Jeff Stelling reacts to manager situations at Everton and Southampton as Leeds United and QPR make appointments

Jeff Stelling feels bad about managers losing their jobs but feels the outlook at Everton and a host of other clubs has now changed as a result.

The Toffees have won two out of three since Sean Dyche was appointed to replace Frank Lampard, lifting the club out of the relegation zone in the process.

Stelling’s beloved Hartlepool lost again on Tuesday night (21 February) and are a point above the League Two relegation zone, so he was likely making a nod to the situation Keith Curle currently finds himself in.

Elsewhere in the Premier League, Leeds United have finally found a successor to Jesse Marsch in Javi Gracia, and Southampton went to Chelsea and picked up a win under Ruben Selles after sacking Nathan Jones.
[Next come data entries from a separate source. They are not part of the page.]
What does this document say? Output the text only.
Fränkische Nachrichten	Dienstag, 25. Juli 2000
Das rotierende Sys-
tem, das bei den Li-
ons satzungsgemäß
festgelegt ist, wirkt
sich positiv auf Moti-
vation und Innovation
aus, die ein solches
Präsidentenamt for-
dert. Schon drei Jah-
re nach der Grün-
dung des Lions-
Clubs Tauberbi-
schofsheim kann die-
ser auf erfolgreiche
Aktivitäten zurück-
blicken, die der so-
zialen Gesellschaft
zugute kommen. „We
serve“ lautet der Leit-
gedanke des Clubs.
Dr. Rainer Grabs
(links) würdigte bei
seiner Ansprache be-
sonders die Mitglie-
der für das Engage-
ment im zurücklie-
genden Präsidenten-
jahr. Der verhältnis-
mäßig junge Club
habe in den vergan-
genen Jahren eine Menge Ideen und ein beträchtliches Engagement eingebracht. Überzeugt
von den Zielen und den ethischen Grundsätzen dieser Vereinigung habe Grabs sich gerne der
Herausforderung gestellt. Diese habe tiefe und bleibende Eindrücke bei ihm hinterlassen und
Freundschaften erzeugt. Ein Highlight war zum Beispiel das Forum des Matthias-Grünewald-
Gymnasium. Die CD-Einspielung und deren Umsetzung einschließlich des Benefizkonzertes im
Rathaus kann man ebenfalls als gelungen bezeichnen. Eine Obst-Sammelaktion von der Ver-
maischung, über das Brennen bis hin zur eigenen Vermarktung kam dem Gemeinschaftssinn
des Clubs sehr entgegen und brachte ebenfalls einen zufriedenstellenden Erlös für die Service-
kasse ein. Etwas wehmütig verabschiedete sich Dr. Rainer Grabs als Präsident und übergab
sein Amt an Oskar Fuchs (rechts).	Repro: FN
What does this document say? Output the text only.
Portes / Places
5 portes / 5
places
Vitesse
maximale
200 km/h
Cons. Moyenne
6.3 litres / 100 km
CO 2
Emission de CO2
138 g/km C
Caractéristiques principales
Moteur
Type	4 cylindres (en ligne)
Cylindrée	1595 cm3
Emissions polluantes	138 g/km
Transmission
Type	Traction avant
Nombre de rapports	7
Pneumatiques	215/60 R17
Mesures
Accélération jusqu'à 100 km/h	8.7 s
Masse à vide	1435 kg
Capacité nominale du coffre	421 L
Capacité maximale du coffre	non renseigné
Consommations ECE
With Gareth Ainsworth becoming the third manager this season at Queens Park Rangers on Tuesday after Michael Beale left for Rangers and replacement Neil Critchley was sacked, Stelling acknowledged how much of a game-changer the moves might be.

Posting on his personal Twitter account on Tuesday night the Sky Sports host wrote: “Feel bad but Everton, Leeds, Southampton, QPR just changed.”

On the up

It remains to be seen at some of the other clubs who have made moves in the dug out, but for now at least it looks to be working out for Everton.

The two home games against Arsenal and Leeds, two sides in very different situations, brought similarly committed performances from the Toffees and yielded the same result with a pair of 1-0 wins.

There remains a lack of cutting edge in attack, and the defeat away to Liverpool was a number of steps down, but given how low things had got with Lampard in charge there has clearly been a lift.

Everton

Managers get less and less time to turn things around now, and while Mikel Arteta had that luxury and is reaping the benefits currently, clubs at risk of relegation are far more likely to pull the plug and look elsewhere.

Lampard was the man to come in and inject positivity last season, keeping the club in the Premier League in the process.

So for his reign to unceremoniously come to an end just a year later and Dyche to provide the same boost shows that teams with little margin for error will continue to roll the dice on a change.

The fact that he was on both ends of the process within 12-months while Dyche himself was sacked at Burnley a matter of months ago also means, while it is undoubtedly a difficult experience to be sacked, there is often another opportunity waiting around the corner.